BRIGGS: A highly anticipated book about President Trump's first months in the White House goes on sale today. Michael Wolff's "Fire and Fury" comes out days ahead of schedule defying legal threats from Mr. Trump's lawyer.

CNN has obtained a copy. Wolff was given extraordinary access to the West Wing early in the administration. More than 200 interviews, many of them on tape.

ROMANS: We should note while some of Michael Wolff's reporting has been corroborated, some errors have been identified. Some of the details, though, stunning and incriminating, portray the president as erratic, easily distracted, and uninterested.

Overnight, Trump, himself, poked holes in Wolff's credibility.

BRIGGS: He tweeted, "I authorized zero access to White House (actually turned him down many times) for author of phony book! I never spoke to him for book. Full of lies, misrepresentations and sources that don't exist. Look at this guy's past and watch what happens to him and Sloppy Steve!"

That, of course, a new Trump nickname for Steve Bannon, former chief strategist who the book quotes saying some very harsh things about Trump's family and inner circle.

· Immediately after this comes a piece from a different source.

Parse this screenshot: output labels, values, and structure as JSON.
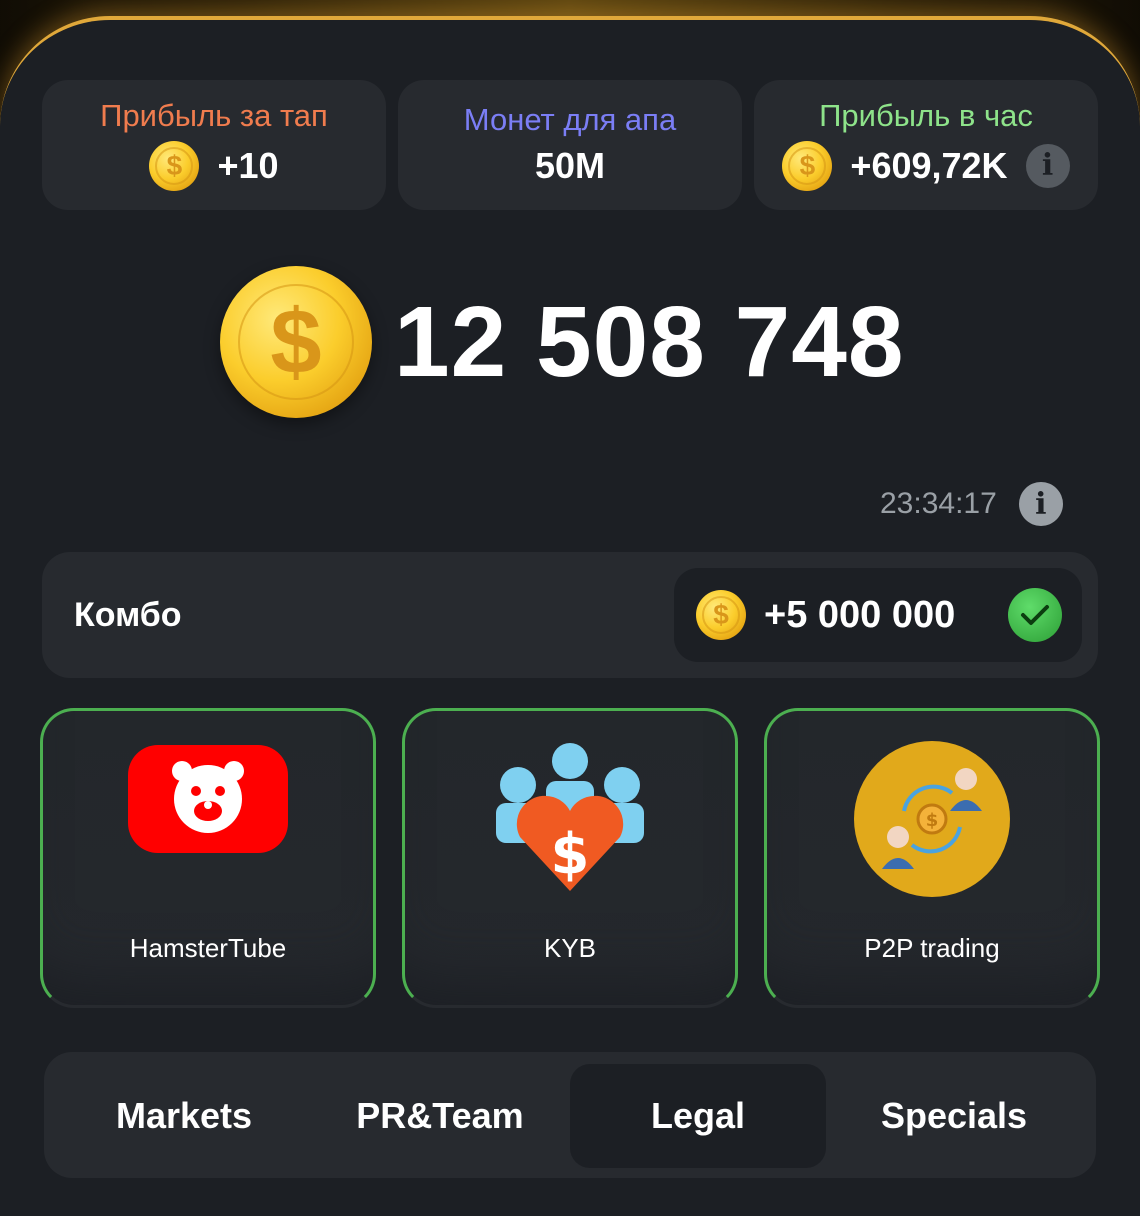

ROMANS: On Thursday, Press Secretary Sarah Sanders called the book a complete fantasy, sad, pathetic. She was also forced to respond for a second day in a row to critic's questions about the president's mental fitness.


SARAH SANDERS, WHITE HOUSE PRESS SECRETARY: It's disgraceful and laughable. If he was unfit, he probably wouldn't be sitting there and wouldn't have defeated the most qualified group of candidates the Republican Party has ever seen. This is an incredibly strong and good leader.


BRIGGS: Earlier, Sarah Sanders introduced a special guest at the White House briefing. President Trump appeared on video to tout the economy -- no mention of the book -- and that was from steps away from the press room. Odd? You decide.

As for the book's direct quotes from Bannon, so far, he has disputed none of them.

ROMANS: Among the revelations in "Fire and Fury," President Trump's firsthand involvement crafting the misleading response to that Trump Tower meeting with a Russian lawyer.

The book says, "The president insisted that the meeting in Trump Tower was purely and simply about Russian adoption policy. That's what was discussed, period -- period.

Even though it was likely, if not certain, that the Times had the incriminating e-mail chain. In fact, it was quite possible that Jared and Ivanka and the lawyers new the Times had the e-mail chain, the president ordered that no one should let on to the more problematic discussion about Hillary Clinton."

[05:35:05] BRIGGS: "The New York Times" first disclosed the meeting last year, reporting it was actually to get dirt on Hillary Clinton, not adoption.

And, "The Washington Post" later reported it was President Trump, himself, who dictated the initial misleading statement.

At the time, Sarah Sanders said President Trump had, quote "weighed in as any father would."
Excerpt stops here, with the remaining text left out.